10.3 Effect of Termination - Upon termination:
(a) The Licensee shall cease using the Image(s) for any new or future purposes;
(b) The Licensee may continue to use the Image(s) within existing manufactured products already in circulation and in marketing materials for existing products for a period of twelve (12) months following termination, after which all use shall cease;
(c) All rights granted herein shall revert to Gigapixel Image Co.
11. GENERAL PROVISIONS
11.1 Entire Agreement - These Terms, along with the licence agreement constitute the entire agreement between the Parties and supersedes all prior negotiations, representations, and agreements, whether written or oral.
11.2 Amendment - Gigapixel Image Co may amend, vary, or update these Terms from time to time by providing written notice to the Customer or by publishing the amended Terms on its website.
11.2.1 Unless stated otherwise, any amendment shall take effect 30 days after the date of such notice or publication.

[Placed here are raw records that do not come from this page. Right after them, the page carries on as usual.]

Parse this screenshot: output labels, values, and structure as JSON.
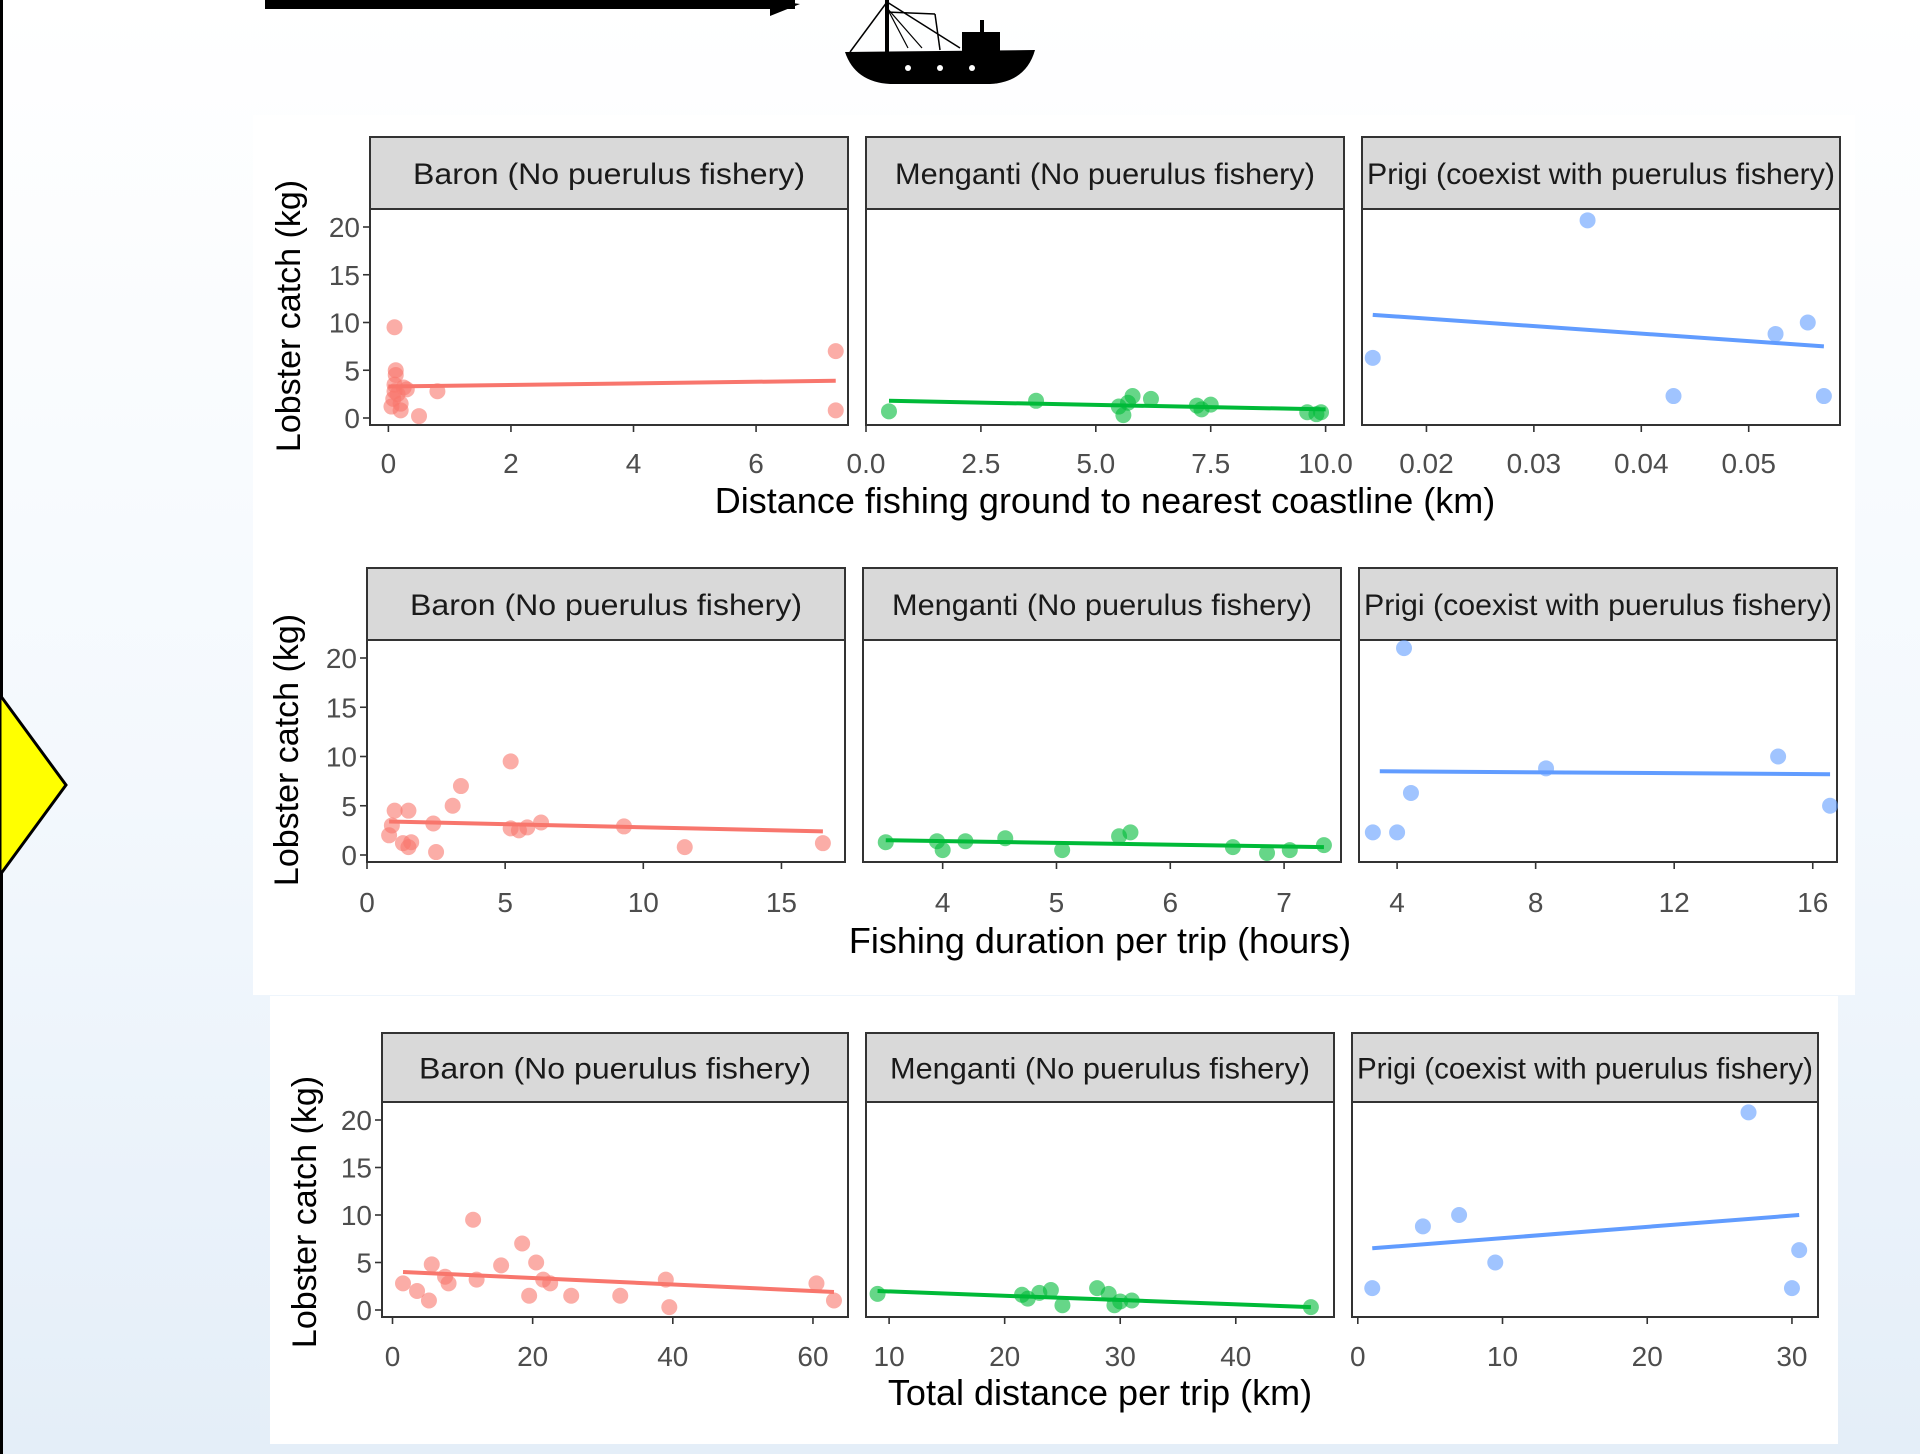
{
  "chart_data": [
    {
      "type": "scatter",
      "xlabel": "Distance fishing ground to nearest coastline (km)",
      "ylabel": "Lobster catch (kg)",
      "yticks": [
        0,
        5,
        10,
        15,
        20
      ],
      "facets": [
        {
          "title": "Baron  (No puerulus fishery)",
          "color": "#F8766D",
          "xlim": [
            -0.3,
            7.5
          ],
          "xticks": [
            {
              "v": 0,
              "label": "0"
            },
            {
              "v": 2,
              "label": "2"
            },
            {
              "v": 4,
              "label": "4"
            },
            {
              "v": 6,
              "label": "6"
            }
          ],
          "points": [
            [
              0.05,
              1.2
            ],
            [
              0.08,
              2.0
            ],
            [
              0.1,
              2.8
            ],
            [
              0.1,
              3.5
            ],
            [
              0.12,
              4.5
            ],
            [
              0.12,
              5.0
            ],
            [
              0.1,
              9.5
            ],
            [
              0.15,
              2.5
            ],
            [
              0.2,
              1.5
            ],
            [
              0.25,
              3.2
            ],
            [
              0.2,
              0.8
            ],
            [
              0.3,
              3.0
            ],
            [
              0.5,
              0.2
            ],
            [
              0.8,
              2.8
            ],
            [
              7.3,
              7.0
            ],
            [
              7.3,
              0.8
            ]
          ],
          "trend": [
            [
              0.0,
              3.3
            ],
            [
              7.3,
              3.9
            ]
          ]
        },
        {
          "title": "Menganti (No puerulus fishery)",
          "color": "#00BA38",
          "xlim": [
            0,
            10.4
          ],
          "xticks": [
            {
              "v": 0,
              "label": "0.0"
            },
            {
              "v": 2.5,
              "label": "2.5"
            },
            {
              "v": 5,
              "label": "5.0"
            },
            {
              "v": 7.5,
              "label": "7.5"
            },
            {
              "v": 10,
              "label": "10.0"
            }
          ],
          "points": [
            [
              0.5,
              0.7
            ],
            [
              3.7,
              1.8
            ],
            [
              5.5,
              1.2
            ],
            [
              5.6,
              0.3
            ],
            [
              5.7,
              1.6
            ],
            [
              5.8,
              2.3
            ],
            [
              6.2,
              2.0
            ],
            [
              7.2,
              1.3
            ],
            [
              7.3,
              0.9
            ],
            [
              7.5,
              1.4
            ],
            [
              9.6,
              0.6
            ],
            [
              9.8,
              0.4
            ],
            [
              9.9,
              0.6
            ]
          ],
          "trend": [
            [
              0.5,
              1.8
            ],
            [
              10.0,
              0.9
            ]
          ]
        },
        {
          "title": "Prigi (coexist with puerulus fishery)",
          "color": "#619CFF",
          "xlim": [
            0.014,
            0.0585
          ],
          "xticks": [
            {
              "v": 0.02,
              "label": "0.02"
            },
            {
              "v": 0.03,
              "label": "0.03"
            },
            {
              "v": 0.04,
              "label": "0.04"
            },
            {
              "v": 0.05,
              "label": "0.05"
            }
          ],
          "points": [
            [
              0.015,
              6.3
            ],
            [
              0.035,
              20.7
            ],
            [
              0.043,
              2.3
            ],
            [
              0.0525,
              8.8
            ],
            [
              0.0555,
              10.0
            ],
            [
              0.057,
              2.3
            ]
          ],
          "trend": [
            [
              0.015,
              10.8
            ],
            [
              0.057,
              7.5
            ]
          ]
        }
      ]
    },
    {
      "type": "scatter",
      "xlabel": "Fishing duration per trip (hours)",
      "ylabel": "Lobster catch (kg)",
      "yticks": [
        0,
        5,
        10,
        15,
        20
      ],
      "facets": [
        {
          "title": "Baron  (No puerulus fishery)",
          "color": "#F8766D",
          "xlim": [
            0,
            17.3
          ],
          "xticks": [
            {
              "v": 0,
              "label": "0"
            },
            {
              "v": 5,
              "label": "5"
            },
            {
              "v": 10,
              "label": "10"
            },
            {
              "v": 15,
              "label": "15"
            }
          ],
          "points": [
            [
              0.8,
              2.0
            ],
            [
              0.9,
              3.0
            ],
            [
              1.0,
              4.5
            ],
            [
              1.3,
              1.2
            ],
            [
              1.5,
              0.8
            ],
            [
              1.5,
              4.5
            ],
            [
              1.6,
              1.3
            ],
            [
              2.4,
              3.2
            ],
            [
              2.5,
              0.3
            ],
            [
              3.1,
              5.0
            ],
            [
              3.4,
              7.0
            ],
            [
              5.2,
              9.5
            ],
            [
              5.2,
              2.7
            ],
            [
              5.5,
              2.5
            ],
            [
              5.8,
              2.8
            ],
            [
              6.3,
              3.3
            ],
            [
              9.3,
              2.9
            ],
            [
              11.5,
              0.8
            ],
            [
              16.5,
              1.2
            ]
          ],
          "trend": [
            [
              0.8,
              3.4
            ],
            [
              16.5,
              2.4
            ]
          ]
        },
        {
          "title": "Menganti (No puerulus fishery)",
          "color": "#00BA38",
          "xlim": [
            3.3,
            7.5
          ],
          "xticks": [
            {
              "v": 4,
              "label": "4"
            },
            {
              "v": 5,
              "label": "5"
            },
            {
              "v": 6,
              "label": "6"
            },
            {
              "v": 7,
              "label": "7"
            }
          ],
          "points": [
            [
              3.5,
              1.3
            ],
            [
              3.95,
              1.4
            ],
            [
              4.0,
              0.5
            ],
            [
              4.2,
              1.4
            ],
            [
              4.55,
              1.7
            ],
            [
              5.05,
              0.5
            ],
            [
              5.55,
              1.9
            ],
            [
              5.65,
              2.3
            ],
            [
              6.55,
              0.8
            ],
            [
              6.85,
              0.2
            ],
            [
              7.05,
              0.5
            ],
            [
              7.35,
              1.0
            ]
          ],
          "trend": [
            [
              3.5,
              1.5
            ],
            [
              7.35,
              0.8
            ]
          ]
        },
        {
          "title": "Prigi (coexist with puerulus fishery)",
          "color": "#619CFF",
          "xlim": [
            2.9,
            16.7
          ],
          "xticks": [
            {
              "v": 4,
              "label": "4"
            },
            {
              "v": 8,
              "label": "8"
            },
            {
              "v": 12,
              "label": "12"
            },
            {
              "v": 16,
              "label": "16"
            }
          ],
          "points": [
            [
              3.3,
              2.3
            ],
            [
              4.0,
              2.3
            ],
            [
              4.2,
              21.0
            ],
            [
              4.4,
              6.3
            ],
            [
              8.3,
              8.8
            ],
            [
              15.0,
              10.0
            ],
            [
              16.5,
              5.0
            ]
          ],
          "trend": [
            [
              3.5,
              8.5
            ],
            [
              16.5,
              8.2
            ]
          ]
        }
      ]
    },
    {
      "type": "scatter",
      "xlabel": "Total distance per trip (km)",
      "ylabel": "Lobster catch (kg)",
      "yticks": [
        0,
        5,
        10,
        15,
        20
      ],
      "facets": [
        {
          "title": "Baron  (No puerulus fishery)",
          "color": "#F8766D",
          "xlim": [
            -1.5,
            65
          ],
          "xticks": [
            {
              "v": 0,
              "label": "0"
            },
            {
              "v": 20,
              "label": "20"
            },
            {
              "v": 40,
              "label": "40"
            },
            {
              "v": 60,
              "label": "60"
            }
          ],
          "points": [
            [
              1.5,
              2.8
            ],
            [
              3.5,
              2.0
            ],
            [
              5.2,
              1.0
            ],
            [
              5.6,
              4.8
            ],
            [
              7.5,
              3.5
            ],
            [
              8.0,
              2.8
            ],
            [
              11.5,
              9.5
            ],
            [
              12.0,
              3.2
            ],
            [
              15.5,
              4.7
            ],
            [
              18.5,
              7.0
            ],
            [
              19.5,
              1.5
            ],
            [
              20.5,
              5.0
            ],
            [
              21.5,
              3.2
            ],
            [
              22.5,
              2.8
            ],
            [
              25.5,
              1.5
            ],
            [
              32.5,
              1.5
            ],
            [
              39.0,
              3.2
            ],
            [
              39.5,
              0.3
            ],
            [
              60.5,
              2.8
            ],
            [
              63.0,
              1.0
            ]
          ],
          "trend": [
            [
              1.5,
              4.0
            ],
            [
              63.0,
              1.9
            ]
          ]
        },
        {
          "title": "Menganti (No puerulus fishery)",
          "color": "#00BA38",
          "xlim": [
            8,
            48.5
          ],
          "xticks": [
            {
              "v": 10,
              "label": "10"
            },
            {
              "v": 20,
              "label": "20"
            },
            {
              "v": 30,
              "label": "30"
            },
            {
              "v": 40,
              "label": "40"
            }
          ],
          "points": [
            [
              9.0,
              1.7
            ],
            [
              21.5,
              1.6
            ],
            [
              22.0,
              1.2
            ],
            [
              23.0,
              1.8
            ],
            [
              24.0,
              2.1
            ],
            [
              25.0,
              0.5
            ],
            [
              28.0,
              2.3
            ],
            [
              29.0,
              1.7
            ],
            [
              29.5,
              0.5
            ],
            [
              30.0,
              0.9
            ],
            [
              31.0,
              1.0
            ],
            [
              46.5,
              0.3
            ]
          ],
          "trend": [
            [
              9.0,
              2.0
            ],
            [
              46.5,
              0.3
            ]
          ]
        },
        {
          "title": "Prigi (coexist with puerulus fishery)",
          "color": "#619CFF",
          "xlim": [
            -0.4,
            31.8
          ],
          "xticks": [
            {
              "v": 0,
              "label": "0"
            },
            {
              "v": 10,
              "label": "10"
            },
            {
              "v": 20,
              "label": "20"
            },
            {
              "v": 30,
              "label": "30"
            }
          ],
          "points": [
            [
              1.0,
              2.3
            ],
            [
              4.5,
              8.8
            ],
            [
              7.0,
              10.0
            ],
            [
              9.5,
              5.0
            ],
            [
              27.0,
              20.8
            ],
            [
              30.0,
              2.3
            ],
            [
              30.5,
              6.3
            ]
          ],
          "trend": [
            [
              1.0,
              6.5
            ],
            [
              30.5,
              10.0
            ]
          ]
        }
      ]
    }
  ]
}
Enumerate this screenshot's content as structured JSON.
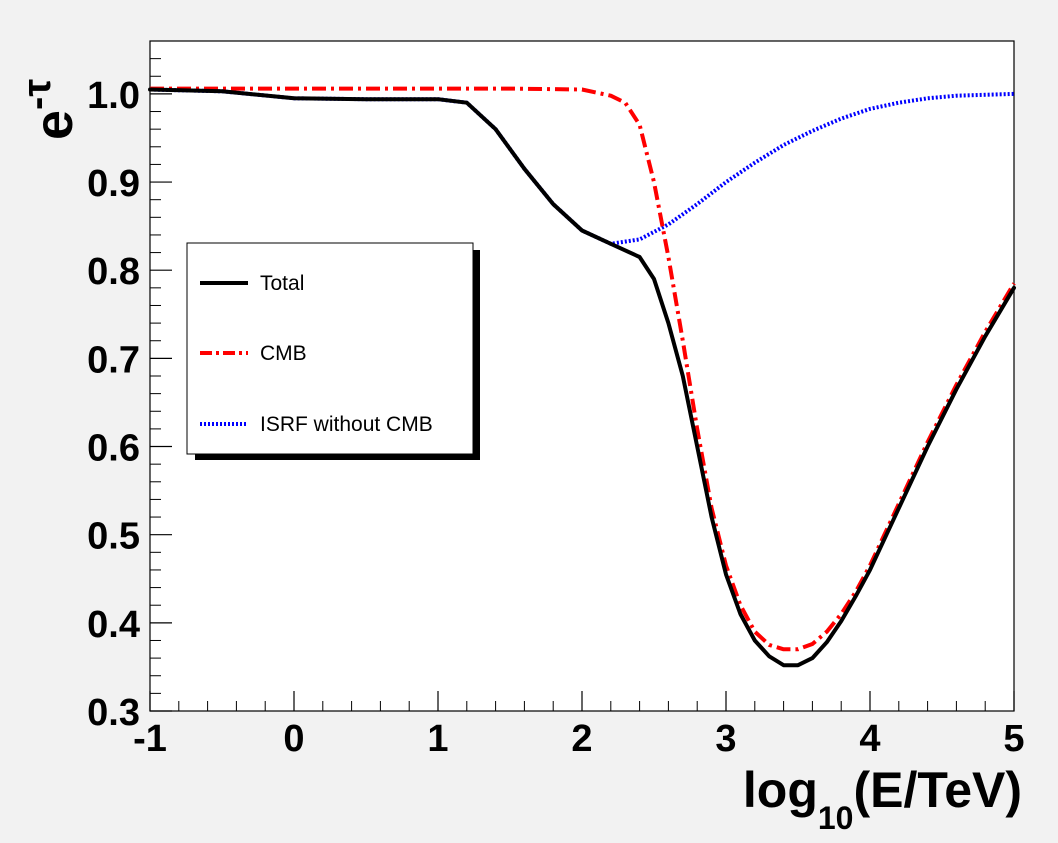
{
  "chart_data": {
    "type": "line",
    "xlabel": {
      "base": "log",
      "subscript": "10",
      "rest": "(E/TeV)"
    },
    "ylabel": {
      "base": "e",
      "superscript": "-τ"
    },
    "xlim": [
      -1,
      5
    ],
    "ylim": [
      0.3,
      1.06
    ],
    "x_ticks": [
      "-1",
      "0",
      "1",
      "2",
      "3",
      "4",
      "5"
    ],
    "y_ticks": [
      "0.3",
      "0.4",
      "0.5",
      "0.6",
      "0.7",
      "0.8",
      "0.9",
      "1.0"
    ],
    "grid": false,
    "legend_position": "left-middle",
    "series": [
      {
        "name": "Total",
        "color": "#000000",
        "style": "solid",
        "x": [
          -1,
          -0.5,
          0,
          0.5,
          1,
          1.2,
          1.4,
          1.6,
          1.8,
          2.0,
          2.2,
          2.4,
          2.5,
          2.6,
          2.7,
          2.8,
          2.9,
          3.0,
          3.1,
          3.2,
          3.3,
          3.4,
          3.5,
          3.6,
          3.7,
          3.8,
          3.9,
          4.0,
          4.2,
          4.4,
          4.6,
          4.8,
          5.0
        ],
        "y": [
          1.005,
          1.003,
          0.995,
          0.994,
          0.994,
          0.99,
          0.96,
          0.915,
          0.875,
          0.845,
          0.83,
          0.815,
          0.79,
          0.74,
          0.68,
          0.6,
          0.52,
          0.455,
          0.41,
          0.38,
          0.362,
          0.352,
          0.352,
          0.36,
          0.378,
          0.402,
          0.43,
          0.46,
          0.53,
          0.6,
          0.665,
          0.725,
          0.78
        ]
      },
      {
        "name": "CMB",
        "color": "#ff0000",
        "style": "dash-dot",
        "x": [
          -1,
          0,
          1,
          1.5,
          2.0,
          2.2,
          2.3,
          2.4,
          2.5,
          2.6,
          2.7,
          2.8,
          2.9,
          3.0,
          3.1,
          3.2,
          3.3,
          3.4,
          3.5,
          3.6,
          3.7,
          3.8,
          3.9,
          4.0,
          4.2,
          4.4,
          4.6,
          4.8,
          5.0
        ],
        "y": [
          1.006,
          1.006,
          1.006,
          1.006,
          1.005,
          0.998,
          0.99,
          0.965,
          0.9,
          0.815,
          0.72,
          0.62,
          0.53,
          0.465,
          0.42,
          0.39,
          0.375,
          0.37,
          0.37,
          0.376,
          0.39,
          0.41,
          0.435,
          0.465,
          0.535,
          0.605,
          0.67,
          0.73,
          0.785
        ]
      },
      {
        "name": "ISRF without CMB",
        "color": "#0000ff",
        "style": "dotted",
        "x": [
          -1,
          -0.5,
          0,
          0.5,
          1,
          1.2,
          1.4,
          1.6,
          1.8,
          2.0,
          2.2,
          2.4,
          2.6,
          2.8,
          3.0,
          3.2,
          3.4,
          3.6,
          3.8,
          4.0,
          4.2,
          4.4,
          4.6,
          4.8,
          5.0
        ],
        "y": [
          1.005,
          1.003,
          0.995,
          0.994,
          0.994,
          0.99,
          0.96,
          0.915,
          0.875,
          0.845,
          0.83,
          0.835,
          0.852,
          0.875,
          0.9,
          0.922,
          0.942,
          0.958,
          0.972,
          0.983,
          0.99,
          0.995,
          0.998,
          0.999,
          1.0
        ]
      }
    ]
  }
}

11.2.2 Continued use of the Services after that date shall constitute acceptance of the amended Terms. If the Licensee does not agree to the amended Terms, the Licensee may terminate any licence agreement bound by these terms by providing written notice to Gigapixel Image Co before the amendment takes effect. In such event, any licence agreement bound by these terms shall terminate on the effective date of the amendment without further liability to either party, except for obligations accrued prior to termination.
11.3 Severability - If any provision of these Terms is found to be invalid or unenforceable, the remaining provisions shall continue in full force and effect.
11.4 Governing Law and Jurisdiction - These Terms shall be governed by and construed in accordance with the laws of England and Wales, without regard to its conflict of laws principles. The Parties submit to the exclusive jurisdiction of the courts of England and Wales.
11.5 Counterparts - These Terms may be executed in one or more counterparts, each of which shall constitute an original and all of which together shall constitute one and the same instrument.
11.6 Notices - All notices, requests, and other communications under these Terms shall be in writing and shall be delivered by hand, email, or registered mail to the addresses set forth above. Notices shall be deemed received upon delivery or three (3) business days after posting if sent by registered mail.
11.7 Waiver - No waiver of any provision of these Terms shall be effective unless in writing and signed by the waiving Party. Failure to enforce any right or provision shall not constitute a waiver of such right or provision.
11.8 Assignment - Neither Party may assign its rights or obligations under these Terms without the prior written consent of the other Party, except that Gigapixel Image Co may assign its rights to a licensee, provided the licensee assumes all obligations hereunder.
12. DATA PROTECTION
Each Party shall comply with all applicable data protection legislation, including the Data Protection Act 2018 and the UK General Data Protection Regulation (UK GDPR), in relation to any personal data processed in connection with these Terms.